Mills enabled medieval millers to obtain far more nutrition from an acre of grain than was possible before. This made it possible for land to support many more people, and the population surged. The whole feudal system was built around the economics of mills, and mills thrived through the 19th century.

What does the mill have to with the school? Mills only grind well-behaved grain into well-behaved flour, while schools work with far more complex children, families, and all the systems that surround them. The products of schools must include joy and discovery, knowledge and skills.

Yet as different as they are, mills have something to teach us. They show the importance of integrating diverse systems that can then efficiently deliver desired outcomes. Neither a mill nor an effective school comes into existence because someone in power tells it to. Instead, complex systems, mills or schools, must be created, tested, adapted to local needs, and constantly improved. Once we know how to create, manage, and disseminate effective mills or schools, policies can be readily devised to support their expansion and improvement.
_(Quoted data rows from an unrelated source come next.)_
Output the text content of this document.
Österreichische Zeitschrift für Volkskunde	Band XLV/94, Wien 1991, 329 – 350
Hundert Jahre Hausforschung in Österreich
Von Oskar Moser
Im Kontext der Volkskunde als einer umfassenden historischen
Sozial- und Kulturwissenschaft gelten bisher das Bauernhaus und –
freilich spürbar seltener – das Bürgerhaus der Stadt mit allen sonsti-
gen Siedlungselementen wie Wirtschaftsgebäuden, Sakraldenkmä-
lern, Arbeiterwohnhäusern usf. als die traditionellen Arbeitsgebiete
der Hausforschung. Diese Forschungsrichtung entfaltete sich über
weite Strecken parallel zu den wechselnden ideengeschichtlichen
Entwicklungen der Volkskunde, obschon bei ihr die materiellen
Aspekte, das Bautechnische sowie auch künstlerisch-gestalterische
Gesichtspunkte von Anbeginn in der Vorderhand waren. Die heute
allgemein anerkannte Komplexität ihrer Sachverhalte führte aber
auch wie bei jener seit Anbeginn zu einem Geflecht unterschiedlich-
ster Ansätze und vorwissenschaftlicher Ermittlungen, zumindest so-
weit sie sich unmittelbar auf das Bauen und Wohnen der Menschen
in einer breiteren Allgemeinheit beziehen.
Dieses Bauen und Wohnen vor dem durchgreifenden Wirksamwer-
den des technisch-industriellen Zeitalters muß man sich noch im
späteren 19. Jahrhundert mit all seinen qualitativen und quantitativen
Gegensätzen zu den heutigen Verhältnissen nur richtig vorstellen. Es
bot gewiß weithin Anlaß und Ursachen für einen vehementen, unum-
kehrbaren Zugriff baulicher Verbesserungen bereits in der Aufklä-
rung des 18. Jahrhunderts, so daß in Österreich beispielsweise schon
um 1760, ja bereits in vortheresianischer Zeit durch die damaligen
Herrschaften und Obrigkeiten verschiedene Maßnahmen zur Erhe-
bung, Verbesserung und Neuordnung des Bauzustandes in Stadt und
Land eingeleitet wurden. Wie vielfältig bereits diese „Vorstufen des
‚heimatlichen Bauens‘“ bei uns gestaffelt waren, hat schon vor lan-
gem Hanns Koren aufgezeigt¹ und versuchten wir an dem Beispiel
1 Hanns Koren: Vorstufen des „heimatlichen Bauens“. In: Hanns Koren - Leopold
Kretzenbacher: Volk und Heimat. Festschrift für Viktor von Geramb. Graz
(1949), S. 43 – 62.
Important progress in societies and economies almost always comes about from development of complex, multi-component innovations that, once developed, can be disseminated and continuously improved. The same is true of schools. Changes in governance or large-scale policies can enhance (or inhibit) the possibility of change, but the reality of reform depends on creation of complex, integrated systems, from mills to ships to combines to hospitals to schools.

For education, what this means is that system transformation will come only when we have whole-school improvement approaches that are known to greatly increase student outcomes. Whole-school change is necessary because many individual improvements are needed to make big changes, and these must be carefully aligned with each other. Just as the huge water wheel and the tiny millstone adjustment mechanism and other components must work together in the mill, the key parts of a school must work together in synchrony to produce maximum impact, or the whole system fails to work as well as it should.

For example, if you look at research on proven programs, you’ll find effective strategies for school management, for teaching, and for tutoring struggling readers. These are all well and good, but they work so much better if they are linked to each other.

To understand this, first consider tutoring. Especially in the elementary grades, there is no more effective strategy. Our recent review of research on programs for struggling readers finds that well-qualified teaching assistants can be as effective as teachers in tutoring struggling readers, and that while one-to-four tutoring is less effective than one-to-one, it is still a lot more effective than no tutoring. So an evidence-oriented educator might logically choose to implement proven one-to-one and/or one-to-small group tutoring programs to improve school outcomes.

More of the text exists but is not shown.